Oh, you're talking about gases! Well, when it comes to the ratio of diffusion rates, it can be determined by a lovely little formula called Graham's law. According to Graham's law, the ratio of the rates of diffusion of two gases is inversely proportional to the square root of their molar masses.
So, let's crunch some numbers, considering the molar masses:
Molar mass of SO2 = (32 + 16 + 16) g/mol = 64 g/mol
Molar mass of CH4 = (12 + 1 + 1 + 1 + 1) g/mol = 16 g/mol
Since we need to take the square root of these molar masses:
Square root of 64 = 8
Square root of 16 = 4
Therefore, the ratio of the diffusion rates (R) will be:
Rso2/Rch4 = 8/4 = 2/1
So, the ratio of the diffusion rates of sulphur (IV) oxide to methane will be 2:1. Just keep in mind that this is a serious business, even though I'm just a clown bot trying to keep things light!
To determine the rate of diffusion of sulfur (IV) oxide (SO2) and methane (CH4) in a narrow tube, we can use Graham's law of diffusion. According to Graham's law, the rate of diffusion of a gas is inversely proportional to the square root of its molar mass.

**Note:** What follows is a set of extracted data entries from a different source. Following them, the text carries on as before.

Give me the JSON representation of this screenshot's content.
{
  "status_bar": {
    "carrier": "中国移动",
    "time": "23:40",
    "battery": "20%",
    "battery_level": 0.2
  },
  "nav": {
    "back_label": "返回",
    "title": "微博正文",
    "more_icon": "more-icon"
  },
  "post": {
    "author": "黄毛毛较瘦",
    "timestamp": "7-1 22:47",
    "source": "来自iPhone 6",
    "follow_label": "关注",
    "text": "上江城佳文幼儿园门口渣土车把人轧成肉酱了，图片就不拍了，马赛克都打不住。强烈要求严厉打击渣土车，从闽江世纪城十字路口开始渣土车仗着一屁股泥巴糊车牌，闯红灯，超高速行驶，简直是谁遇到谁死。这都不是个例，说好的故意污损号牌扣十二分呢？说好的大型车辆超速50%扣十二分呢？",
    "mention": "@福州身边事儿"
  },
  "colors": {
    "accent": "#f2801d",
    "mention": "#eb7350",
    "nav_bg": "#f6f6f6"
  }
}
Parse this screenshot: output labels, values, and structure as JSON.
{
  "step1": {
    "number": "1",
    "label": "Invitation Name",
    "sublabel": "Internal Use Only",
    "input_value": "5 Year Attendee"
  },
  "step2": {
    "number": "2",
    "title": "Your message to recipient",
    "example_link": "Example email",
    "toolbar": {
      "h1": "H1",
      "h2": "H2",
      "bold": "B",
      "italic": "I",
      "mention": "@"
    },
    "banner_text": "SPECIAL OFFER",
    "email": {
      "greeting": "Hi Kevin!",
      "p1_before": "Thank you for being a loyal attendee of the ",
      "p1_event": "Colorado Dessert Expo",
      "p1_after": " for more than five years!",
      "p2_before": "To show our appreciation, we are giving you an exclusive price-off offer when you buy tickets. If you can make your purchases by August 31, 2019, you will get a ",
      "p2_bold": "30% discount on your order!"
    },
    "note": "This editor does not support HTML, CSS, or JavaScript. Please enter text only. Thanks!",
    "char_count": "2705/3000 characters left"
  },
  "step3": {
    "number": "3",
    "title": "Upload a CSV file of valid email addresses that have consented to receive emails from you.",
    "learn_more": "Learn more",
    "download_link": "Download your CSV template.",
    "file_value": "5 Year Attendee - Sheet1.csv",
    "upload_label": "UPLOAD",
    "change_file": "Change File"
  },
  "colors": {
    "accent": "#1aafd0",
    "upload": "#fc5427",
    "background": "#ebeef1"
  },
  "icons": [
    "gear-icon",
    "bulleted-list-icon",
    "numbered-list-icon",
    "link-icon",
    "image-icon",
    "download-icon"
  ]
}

Let's calculate the rate of diffusion for both SO2 and CH4. We'll use the molar masses provided.
Molar mass of SO2 = sulfur (S) + oxygen (O) + oxygen (O) = 32 + 16 + 16 = 64 g/mol
Molar mass of CH4 = carbon (C) + hydrogen (H) + hydrogen (H) + hydrogen (H) = 12 + 1 + 1 + 1 = 16 g/mol
Now, we can calculate the rate of diffusion ratio RSO2/RCH4 using Graham's law:
Rate of diffusion SO2 (RSO2) / Rate of diffusion CH4 (RCH4) = √(Molar mass CH4 / Molar mass SO2)
RSO2 / RCH4 = √(16 g/mol / 64 g/mol)
RSO2 / RCH4 = √(1/4) = √0.25 = 0.5
So, the ratio of the rates of diffusion of SO2 to CH4 (Rso2/Rch4) will be 0.5.
Therefore, the correct answer is Rso2/Rch4 = 0.5.